Singleness & the Myth of Scarcity

“I’ve never known a love like this.”

The refrain often found below posts of diamond rings and starry-eyed kisses. A declaration in the midst of thoughtful vows said in white dresses with peonies as far as the eye can see.

“I’ve never known a love like this.”

Printed on picture frames with tiny squishy baby fingers clasping onto their mother’s hand behind the glass. Spoken in awe as a mother’s heart continues to grow with each day, each footstep, each new word, each milestone.

“I’ve never known a love like this.”

These words are not mine to own. I have not earned the right to speak them. My life does not have the relationships deserving of this kind of love. 

I am not wife. 

I am not mother. 

These are the roles that expand our capacity to love and be loved. This kind of love is reserved for the lucky few.

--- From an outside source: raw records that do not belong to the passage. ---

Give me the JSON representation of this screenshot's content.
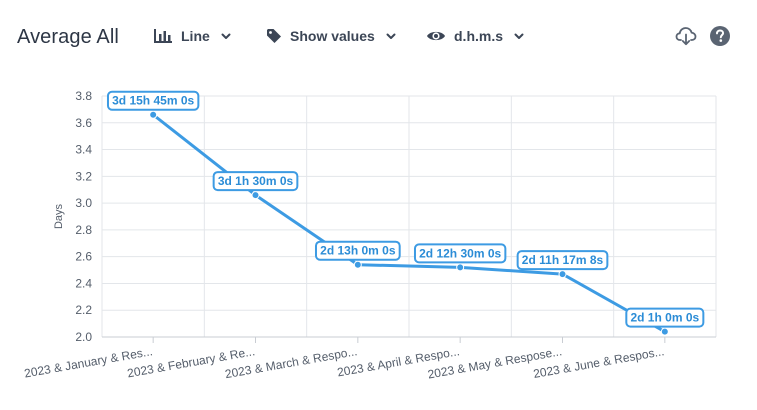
{
  "header": {
    "title": "Average All",
    "type_label": "Line",
    "values_label": "Show values",
    "format_label": "d.h.m.s"
  },
  "icons": {
    "type": "bar-chart-icon",
    "values": "tag-icon",
    "format": "eye-icon",
    "download": "cloud-download-icon",
    "help": "help-circle-icon"
  },
  "colors": {
    "line": "#3d9be3",
    "label_text": "#2b8cd6",
    "grid": "#e3e6ea"
  },
  "chart_data": {
    "type": "line",
    "categories": [
      "2023 & January & Res...",
      "2023 & February & Re...",
      "2023 & March & Respo...",
      "2023 & April & Respo...",
      "2023 & May & Respose...",
      "2023 & June & Respos..."
    ],
    "values": [
      3.66,
      3.06,
      2.54,
      2.52,
      2.47,
      2.04
    ],
    "data_labels": [
      "3d 15h 45m 0s",
      "3d 1h 30m 0s",
      "2d 13h 0m 0s",
      "2d 12h 30m 0s",
      "2d 11h 17m 8s",
      "2d 1h 0m 0s"
    ],
    "ylabel": "Days",
    "xlabel": "",
    "ylim": [
      2.0,
      3.8
    ],
    "yticks": [
      "2.0",
      "2.2",
      "2.4",
      "2.6",
      "2.8",
      "3.0",
      "3.2",
      "3.4",
      "3.6",
      "3.8"
    ],
    "grid": true,
    "legend": "none"
  }
}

I accepted this message for a long time. Resigned myself to a lower level of love and intimacy. Painfully embracing that, at least for now, my heart simply won’t swell to the size of my married and mothered counterparts. 

I pursued marriage at all and great cost. There was nothing for me besides marriage. Like a horse with blinders on, there was one goal, one prize, one love. And who could blame me? Don’t you want to know a deeper level of love in your life? Would you want to miss out on this “once in a lifetime” kind of love?

***

I don’t remember what happened that day about a month ago, how my friends showed up, what they did or said. They show up so often now, so intensely, so fully I can lose track of the love. But as I got ready for bed, my breath caught. I felt it. My heart about to burst, my soul at ease and secure, my heart fully known and loved.

“I’ve never known a love like this.”

I myself was shocked. This phrase, there in my mind, in my being, the thing that was not mine for the taking, it was there. Mine. Truth.

My road to this moment had been rocky at best and traumatic on the worst days. Friendship is hard, and we are so often ill-equipped to build these relationships well. I often wonder how much pain could have been avoided if my youth group had taken even half the time we spent talking about dating and instead seriously discussed friendship as an equal gift to cultivate and steward.

Our primal desire as humans to rate, rank and compete never ceases to surprise me, and the damage our competitive mindset causes, particularly in our relationships with each other, is larger than I think most of us can comprehend.

From a young age, culture and Church teach us the rank of relationships. Marriage the ultimate, motherhood in a close second and then, somewhere down that priority list, you should probably have some friends to have a “girls’ night” with every once in awhile.

By our teenage years we know, not only what is expected of us, but also what will bring supreme happiness. It’s just logical. There has to be some reason marriage is ultimate. It must be better, we think, more fulfilling, more intimate than anything else. There is a formula for love and singleness is nowhere to be found in that equation.

And so we throw ourselves into the rat race that is dating, again comparing and ranking and competing, deeply believing the lie that there is only so much love so we better gorge ourselves now before someone takes all that is left. 

“Do not be consumed by the kingdom of scarcity.”

This quote sits framed on my navy blue dresser, a gift from one of those friends who is continually cracking my heart wide, loving me in ways I thought I would never know outside of marriage.

“Do not be consumed by the kingdom of scarcity.” Those nine words slay me again and again. 

There is enough.

There is enough.

There is enough.

I say it over and over again, whispering it to my frantic, longing, fearful soul, hoping the truth will stick just a moment longer this time.

There is enough love. Enough worthiness. Enough intimacy. Enough presence. There is daily bread for our relationally desperate hearts. There is enough.

But we are scared, jealous, prideful, selfish, fallen. We are fully invested in the “kingdom of scarcity” and to divest would demand faith, humility, creativity and sacrifice. 

The most wonderful gift of my singleness is these friendships, because I know if I had married young, I would have missed this. I would have wrapped myself up so completely in the ultimate relationship, the ideal, the formula, that I would have had no capacity to see and be seen by these women.

However painfully unwanted this cracking open of singleness has been, it is in that open, tender, fragile heart that I have found the joy of deeply committed friendships, friendships that are in no way “second” to marriage or motherhood. Daily my dear friends and I are blowing up the false rankings, the black and white narratives, the competition that never needed to exist. We are standing up to the kingdom of scarcity, while being good wives, loving mothers, faithful singles, and screaming at the top of our lungs, “There is enough!’

Because this love. This knowing and being known. This presence. This commitment. And it’s not for the lucky few. It’s for us all.